Fasting exists in many religions, not only the Abrahamic, but also in Hinduism and Buddhism. It can positively focus the mind and build solidarity. (Purges and fasts have also become popular among alternative health practitioners.) But in Islam it is one of the pillars of the faith, and a time to turn away from worldly ways.

In some parts of the world, however, Ramadan is becoming commercialized (as Christmas has in the West). The Middle East television channels run special soap operas during which period many companies spend half their annual advertising budgets. A few years ago in Lebanon there was a backlash against the extravagant night feasts in tents that included belly-dancing.

Suhoor is the morning meal, before sunrise and prayer. The Cape Malay word for this was “sowah”, but Arabic terms have in recent times become dominant.

The breaking of the fast after sunset is Iftar (the Malays call it ‘buka puasa’). It’s such a special time among the Cape Muslim community that this year I joined my friend Faizel and his family in Belgravia to explore their tradition.

The kitchen has been busy. The daughters complain genially that they work all day and still have to do the cooking. (I’d find it extremely hard to prepare food after fasting all day without tasting it, not to mention all those enticing smells, but then I haven’t had the training.) More and more people buy food ready prepared, and there is a growing trend to go out at night to halaal restaurants (Kaprino’s in Green Point is running a Ramadan buffet special).

It is 5:45pm and seven-year-old Aaliyah is rearing to go. Children start with half-day fasts until they reach puberty. She has a pink napkin wrapped plate of granny’s bollas (spherical donuts with coconut). The tradition is to go door to door swopping treats with your neighbours. We head off from Martin Luther Street towards Salaam Street.
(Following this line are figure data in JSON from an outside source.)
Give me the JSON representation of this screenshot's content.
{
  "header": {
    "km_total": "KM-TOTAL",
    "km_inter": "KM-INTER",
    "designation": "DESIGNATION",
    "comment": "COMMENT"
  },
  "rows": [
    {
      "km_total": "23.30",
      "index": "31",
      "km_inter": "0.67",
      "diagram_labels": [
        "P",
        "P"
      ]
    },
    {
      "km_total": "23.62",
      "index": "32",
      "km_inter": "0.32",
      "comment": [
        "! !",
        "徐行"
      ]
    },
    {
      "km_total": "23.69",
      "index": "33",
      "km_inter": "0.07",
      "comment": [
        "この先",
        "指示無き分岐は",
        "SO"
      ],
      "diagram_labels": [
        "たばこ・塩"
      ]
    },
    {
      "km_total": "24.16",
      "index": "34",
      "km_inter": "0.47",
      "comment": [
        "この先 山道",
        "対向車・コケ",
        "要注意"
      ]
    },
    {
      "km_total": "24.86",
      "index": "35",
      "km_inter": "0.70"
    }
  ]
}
Aunty Jessie, who has a reputation for her chicken curry, has made flapjacks; there are pies in the oven, and on the table samosas, dhaltjies (deep fried chili bites made from pea flour with chopped spinach, lettuce, grated onion or potato) and bhajias (chili bites but with bigger leaves).

On 8th Avenue, Aunty Wieyah has samosas and pancakes (without coconut, because, she jokes, her husband says coconut, not smoking, makes him cough).

It is nearly sunset. Faizel tells me that years back everyone used to wait outside on the pavement to listen for the call to prayer as the mosque was rather far away. Today, we wait, tuned to Radio 786 (the number is a numerological abbreviation for the phrase “in the name of Allah, the merciful, the compassionate”).

We break the fast with a single date, in accordance with the tradition of the Prophet. After prayer, the table is set with a fine spread.

Rukeya serves her thick spinach and beef soup, and offers us a glass of cold pink falooda, made with milk, elachi (cardamom) and rose syrup and greenish basil seeds (which Faizel calls ‘frog eyes’).

Then there are bowls of Amina’s delicious, warm milky boeber (made with vermicelli pasta, cinnamon sticks, sago, sugar, to which sultanas and almond flakes are often added).

Aquilah has made sweetcorn fritters; Nadia has attended to the Jasmine rice (best soaked in cold water for an hour before cooking); Faizel has prepared a scrumptious butter chicken – cubed fillets sautéed in butter, with ground coriander, chilies, cumin, tomato paste, cream, and a sprinkling of fresh chopped coriander.

I understand why some people even put on weight over Ramadan. But Faizel’s father, Ebrahim reminds us, “You never know what is on your neighbour’s table, if anything.”

Once everyone has finished eating, in Muslim tradition, the food no longer belongs to the hosts. At weddings and functions guests load and take what is left, colloquially called a “barakat”. I know I’ll enjoy mine tomorrow.

This article first appeared in the Mail & Guardian, 12 August 2011.